The outsider, the stranger, the despised. Because who's our neighbour? That guy, Jesus says. The one we wish wasn't here, because he doesn't belong.

We have no idea how long Mary, Joseph, and Jesus stayed in Egypt. Based on the dates of the reign of Archaleus, Herod's son who took over after Herod died, and who's mentioned in the Matthew reading, Jesus could have been as old as ten when they returned.

Old enough, at any rate, to know either in his bones or intellectually, what it's like to be the stranger, the outsider. Maybe old enough to see how it affected his parents. But obviously old enough, either way, that it did affect his message, what he taught his followers -- what he teaches us -- about who we're meant to think of as our neighbours, when we're trying to love our neighbours as ourselves.

And that's the gift, it seems to me, in this reading for us today. Which, I don't say that lightly. Because in some ways this passage is also a "gift" in quotations marks, in the sense that having to hear it -- having to sit down and get reminded of the places in the world in which ordinary people like us are dealing on a daily basis with the kind of brutality and unconscionable violence that Herod unleashes on the infants of Judah – it’s a questionable "gift" at best.

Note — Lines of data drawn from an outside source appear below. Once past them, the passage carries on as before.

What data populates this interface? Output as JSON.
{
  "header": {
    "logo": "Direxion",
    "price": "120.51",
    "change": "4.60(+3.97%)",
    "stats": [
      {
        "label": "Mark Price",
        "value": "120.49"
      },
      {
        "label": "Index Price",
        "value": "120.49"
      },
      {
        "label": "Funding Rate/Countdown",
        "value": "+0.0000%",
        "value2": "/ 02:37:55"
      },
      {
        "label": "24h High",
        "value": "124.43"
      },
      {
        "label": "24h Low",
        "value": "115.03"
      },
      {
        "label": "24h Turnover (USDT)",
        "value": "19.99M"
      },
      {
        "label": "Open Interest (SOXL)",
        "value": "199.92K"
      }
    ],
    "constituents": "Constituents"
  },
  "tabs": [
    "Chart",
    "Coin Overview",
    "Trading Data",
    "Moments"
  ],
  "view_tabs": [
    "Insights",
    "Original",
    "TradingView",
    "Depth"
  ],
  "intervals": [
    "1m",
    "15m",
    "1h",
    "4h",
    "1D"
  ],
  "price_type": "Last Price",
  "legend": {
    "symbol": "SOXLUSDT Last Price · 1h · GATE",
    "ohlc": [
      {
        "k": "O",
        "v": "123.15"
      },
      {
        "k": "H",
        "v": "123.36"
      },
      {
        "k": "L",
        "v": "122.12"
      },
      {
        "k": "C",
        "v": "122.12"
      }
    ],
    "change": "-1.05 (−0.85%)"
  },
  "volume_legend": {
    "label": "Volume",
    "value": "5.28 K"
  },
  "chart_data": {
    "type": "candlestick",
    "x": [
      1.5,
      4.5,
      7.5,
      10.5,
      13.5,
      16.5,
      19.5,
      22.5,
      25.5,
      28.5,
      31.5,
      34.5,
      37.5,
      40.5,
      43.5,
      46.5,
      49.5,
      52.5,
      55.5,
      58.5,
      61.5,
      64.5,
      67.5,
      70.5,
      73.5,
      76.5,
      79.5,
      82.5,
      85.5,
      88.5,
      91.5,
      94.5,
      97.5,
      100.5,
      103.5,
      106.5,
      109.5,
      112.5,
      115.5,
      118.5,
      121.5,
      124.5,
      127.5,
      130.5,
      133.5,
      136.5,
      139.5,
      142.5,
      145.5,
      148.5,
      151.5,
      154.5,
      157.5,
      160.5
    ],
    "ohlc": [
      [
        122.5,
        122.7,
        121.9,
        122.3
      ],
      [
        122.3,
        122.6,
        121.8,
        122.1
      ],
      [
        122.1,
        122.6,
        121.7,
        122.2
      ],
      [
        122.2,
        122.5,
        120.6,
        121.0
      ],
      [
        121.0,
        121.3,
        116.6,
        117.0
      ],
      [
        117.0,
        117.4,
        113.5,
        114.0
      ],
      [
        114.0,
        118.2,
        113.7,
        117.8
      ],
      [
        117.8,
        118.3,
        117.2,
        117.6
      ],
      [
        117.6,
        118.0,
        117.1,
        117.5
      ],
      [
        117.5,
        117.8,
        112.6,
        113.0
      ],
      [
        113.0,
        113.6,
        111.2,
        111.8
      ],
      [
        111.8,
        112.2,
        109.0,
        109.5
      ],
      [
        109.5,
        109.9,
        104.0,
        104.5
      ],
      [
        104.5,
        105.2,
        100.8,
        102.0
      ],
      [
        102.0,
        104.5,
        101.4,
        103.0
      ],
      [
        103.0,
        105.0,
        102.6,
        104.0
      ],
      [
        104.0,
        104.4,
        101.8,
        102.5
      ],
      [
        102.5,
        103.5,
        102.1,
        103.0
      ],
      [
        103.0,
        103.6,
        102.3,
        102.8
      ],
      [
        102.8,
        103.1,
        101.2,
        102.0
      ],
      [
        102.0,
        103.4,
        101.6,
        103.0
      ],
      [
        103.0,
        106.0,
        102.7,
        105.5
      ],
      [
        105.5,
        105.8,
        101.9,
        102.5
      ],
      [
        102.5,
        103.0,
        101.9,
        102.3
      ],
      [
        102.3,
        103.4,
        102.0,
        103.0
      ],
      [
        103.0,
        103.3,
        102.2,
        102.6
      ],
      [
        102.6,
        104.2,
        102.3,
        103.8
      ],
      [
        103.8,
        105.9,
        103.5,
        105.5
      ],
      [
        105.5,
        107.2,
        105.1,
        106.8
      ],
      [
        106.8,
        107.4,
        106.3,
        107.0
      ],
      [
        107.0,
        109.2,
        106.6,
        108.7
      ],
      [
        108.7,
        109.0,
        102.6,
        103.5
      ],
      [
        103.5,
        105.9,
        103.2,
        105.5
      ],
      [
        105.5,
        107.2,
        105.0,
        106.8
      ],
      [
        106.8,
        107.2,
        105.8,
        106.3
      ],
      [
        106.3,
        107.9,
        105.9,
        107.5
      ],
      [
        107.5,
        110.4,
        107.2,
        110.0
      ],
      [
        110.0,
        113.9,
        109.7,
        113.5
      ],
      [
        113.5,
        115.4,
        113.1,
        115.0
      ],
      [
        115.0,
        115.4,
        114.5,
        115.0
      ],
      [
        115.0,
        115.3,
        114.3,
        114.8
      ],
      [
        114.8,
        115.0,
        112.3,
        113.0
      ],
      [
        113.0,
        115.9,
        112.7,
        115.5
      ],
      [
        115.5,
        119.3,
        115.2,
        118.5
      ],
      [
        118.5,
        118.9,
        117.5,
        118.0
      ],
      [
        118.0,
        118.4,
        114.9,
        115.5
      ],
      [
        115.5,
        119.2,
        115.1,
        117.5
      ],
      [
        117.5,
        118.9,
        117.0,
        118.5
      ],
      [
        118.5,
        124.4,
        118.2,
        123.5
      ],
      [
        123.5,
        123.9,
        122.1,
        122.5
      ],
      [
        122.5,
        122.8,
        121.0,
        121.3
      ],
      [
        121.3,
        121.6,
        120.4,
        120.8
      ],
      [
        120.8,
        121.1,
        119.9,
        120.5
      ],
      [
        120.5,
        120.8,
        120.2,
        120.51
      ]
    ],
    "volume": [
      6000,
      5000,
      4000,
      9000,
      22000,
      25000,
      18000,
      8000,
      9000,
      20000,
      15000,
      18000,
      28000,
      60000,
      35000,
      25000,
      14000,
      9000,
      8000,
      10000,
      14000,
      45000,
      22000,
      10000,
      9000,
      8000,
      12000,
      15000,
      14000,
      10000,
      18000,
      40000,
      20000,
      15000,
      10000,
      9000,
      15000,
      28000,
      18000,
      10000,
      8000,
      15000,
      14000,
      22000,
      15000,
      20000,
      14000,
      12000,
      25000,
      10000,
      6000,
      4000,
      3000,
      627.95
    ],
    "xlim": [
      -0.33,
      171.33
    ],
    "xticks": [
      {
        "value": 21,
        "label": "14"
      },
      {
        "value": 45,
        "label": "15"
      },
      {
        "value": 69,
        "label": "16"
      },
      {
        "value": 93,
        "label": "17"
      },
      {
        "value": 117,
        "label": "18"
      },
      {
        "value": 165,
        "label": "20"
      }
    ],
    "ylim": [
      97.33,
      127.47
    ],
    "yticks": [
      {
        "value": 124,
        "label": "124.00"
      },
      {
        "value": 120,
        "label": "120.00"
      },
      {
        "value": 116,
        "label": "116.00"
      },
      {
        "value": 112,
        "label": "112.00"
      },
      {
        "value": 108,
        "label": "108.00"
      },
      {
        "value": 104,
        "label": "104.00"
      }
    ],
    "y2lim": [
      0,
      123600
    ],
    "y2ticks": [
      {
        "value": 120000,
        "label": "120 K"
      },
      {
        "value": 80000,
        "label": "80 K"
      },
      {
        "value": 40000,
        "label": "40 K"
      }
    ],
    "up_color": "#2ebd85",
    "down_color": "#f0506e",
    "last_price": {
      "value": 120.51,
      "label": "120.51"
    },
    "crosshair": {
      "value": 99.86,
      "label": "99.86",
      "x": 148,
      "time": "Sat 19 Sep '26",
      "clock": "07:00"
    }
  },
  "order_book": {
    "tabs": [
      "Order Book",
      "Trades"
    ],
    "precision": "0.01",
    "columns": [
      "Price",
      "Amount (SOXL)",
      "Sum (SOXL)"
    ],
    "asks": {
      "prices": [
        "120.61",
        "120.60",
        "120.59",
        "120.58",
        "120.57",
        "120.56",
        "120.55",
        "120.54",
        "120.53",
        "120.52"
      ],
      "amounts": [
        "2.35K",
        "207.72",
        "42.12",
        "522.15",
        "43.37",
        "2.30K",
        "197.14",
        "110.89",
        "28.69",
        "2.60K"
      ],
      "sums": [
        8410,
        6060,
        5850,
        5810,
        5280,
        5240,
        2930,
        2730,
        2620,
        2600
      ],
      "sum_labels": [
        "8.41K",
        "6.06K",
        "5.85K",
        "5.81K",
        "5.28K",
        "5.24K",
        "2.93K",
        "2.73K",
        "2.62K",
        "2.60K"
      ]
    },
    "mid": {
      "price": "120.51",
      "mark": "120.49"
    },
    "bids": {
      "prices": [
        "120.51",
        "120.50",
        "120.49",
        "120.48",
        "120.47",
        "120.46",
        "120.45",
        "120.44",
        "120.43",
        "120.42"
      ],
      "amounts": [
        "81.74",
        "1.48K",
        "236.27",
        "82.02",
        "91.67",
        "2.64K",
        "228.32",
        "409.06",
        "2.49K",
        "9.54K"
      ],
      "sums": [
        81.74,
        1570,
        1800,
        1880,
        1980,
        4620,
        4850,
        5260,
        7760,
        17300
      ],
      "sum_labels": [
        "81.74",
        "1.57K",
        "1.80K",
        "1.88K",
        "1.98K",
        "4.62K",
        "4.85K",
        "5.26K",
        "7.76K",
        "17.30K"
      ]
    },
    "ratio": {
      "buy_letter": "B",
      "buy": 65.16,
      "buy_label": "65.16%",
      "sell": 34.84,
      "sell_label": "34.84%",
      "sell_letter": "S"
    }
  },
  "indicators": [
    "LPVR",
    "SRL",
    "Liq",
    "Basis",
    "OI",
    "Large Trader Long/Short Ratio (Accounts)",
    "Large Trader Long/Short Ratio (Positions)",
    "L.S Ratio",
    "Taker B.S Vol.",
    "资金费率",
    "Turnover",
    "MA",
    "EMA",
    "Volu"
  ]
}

I'm all for awareness, but awareness is not fun.

It's not been fun to be confronted throughout this Advent and Christmas season with the Nativity stories that have always evoked for us the hope and peace of starlit stables, and shepherds and sheep, and cattle lowing, and rosy babies in swaddling cloths – only to find that they can’t be separated from where they happened, nor from the present reality where they happened.

The infant Christ portrayed by William Kurelek in a tent near Parliament Hill, or in an abandoned rail car, or under a haypile on the prairie – these are metaphors. But the infant Christ this year portrayed in the rubble in Bethlehem, very much not. Awareness is not fun.

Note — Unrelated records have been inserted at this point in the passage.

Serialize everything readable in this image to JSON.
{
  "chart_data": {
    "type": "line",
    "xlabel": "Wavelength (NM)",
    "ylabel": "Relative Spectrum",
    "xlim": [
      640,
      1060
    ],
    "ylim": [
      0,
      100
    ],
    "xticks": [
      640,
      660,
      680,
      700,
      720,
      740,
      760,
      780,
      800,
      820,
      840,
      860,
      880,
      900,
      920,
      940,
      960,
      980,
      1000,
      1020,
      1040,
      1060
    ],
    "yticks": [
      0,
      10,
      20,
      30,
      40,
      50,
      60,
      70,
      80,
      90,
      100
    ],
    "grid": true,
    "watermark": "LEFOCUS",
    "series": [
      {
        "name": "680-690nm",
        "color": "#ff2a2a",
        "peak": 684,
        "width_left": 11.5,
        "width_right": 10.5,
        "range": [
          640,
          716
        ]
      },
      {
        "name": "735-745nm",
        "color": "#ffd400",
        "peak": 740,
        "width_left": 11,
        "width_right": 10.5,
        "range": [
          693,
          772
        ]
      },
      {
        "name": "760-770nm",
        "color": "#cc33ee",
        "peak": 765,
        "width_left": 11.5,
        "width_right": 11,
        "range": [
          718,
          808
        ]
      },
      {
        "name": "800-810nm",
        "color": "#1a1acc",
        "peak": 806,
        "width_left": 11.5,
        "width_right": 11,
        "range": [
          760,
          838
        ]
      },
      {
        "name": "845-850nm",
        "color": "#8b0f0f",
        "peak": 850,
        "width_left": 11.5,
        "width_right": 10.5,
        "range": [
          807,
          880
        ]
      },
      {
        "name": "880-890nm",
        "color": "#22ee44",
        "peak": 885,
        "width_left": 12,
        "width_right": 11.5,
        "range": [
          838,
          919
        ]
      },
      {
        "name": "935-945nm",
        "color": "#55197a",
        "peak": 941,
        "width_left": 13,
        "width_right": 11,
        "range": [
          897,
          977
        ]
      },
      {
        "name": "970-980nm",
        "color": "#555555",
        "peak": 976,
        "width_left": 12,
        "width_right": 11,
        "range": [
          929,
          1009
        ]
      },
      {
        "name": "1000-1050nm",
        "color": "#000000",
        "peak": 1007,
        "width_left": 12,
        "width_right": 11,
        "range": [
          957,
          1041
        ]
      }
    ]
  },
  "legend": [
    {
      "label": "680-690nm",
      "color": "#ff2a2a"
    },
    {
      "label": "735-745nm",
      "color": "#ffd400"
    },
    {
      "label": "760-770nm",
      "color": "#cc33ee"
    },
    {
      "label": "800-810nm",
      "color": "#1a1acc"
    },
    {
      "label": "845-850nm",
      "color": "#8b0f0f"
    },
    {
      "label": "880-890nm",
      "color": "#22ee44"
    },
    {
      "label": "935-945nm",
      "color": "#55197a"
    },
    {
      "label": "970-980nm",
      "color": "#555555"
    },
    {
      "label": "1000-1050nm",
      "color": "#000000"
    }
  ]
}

But unfortunately, awareness is the actual point. Whether we accept the historicity of the narrative details of the Christmas story, or see in them the building of callbacks to the prophecies of Isaiah, they still reflect Godness as choosing on purpose the fullness of human vulnerability. Even up to and including vulnerability to terrible military onslaught and having to run for your life. 

So that if that’s our reality, we’ll know God knows it intimately. And if it’s not our reality, we’ll learn it exists. And try to grasp what it’s like. And howl for it to stop. 

There are times, in other words, when the specifically Christian message of the gospel is more than simply a general and good-hearted care for all God's people. And this passage from Matthew is one of those times.

This passage from Matthew makes it specifically a Christian call, a Christian mandate -- to specifically regard and treat as neighbour the one who is not just the stranger, the outsider, the Samaritan, but also and specifically the one who’s having to run for their life. As Jesus did with his parents. And to howl for it to stop.

It’s the great challenge of Christmas still meaning something after December's over. After we’ve cleaned it all up and put it away and moved on into January. It’s the great challenge of Christmas to see the face of God beyond the pretty baby in the pretty Christmas card scene. To THAT baby (Cogniet painting of Massacre of the Innocents). And its traumatized and terrified mother. To still see the face of God after "there appears to have been a struggle" – and howl that it needs to stop. 

May we be up for the challenge, in Christ’s name. God being our helper.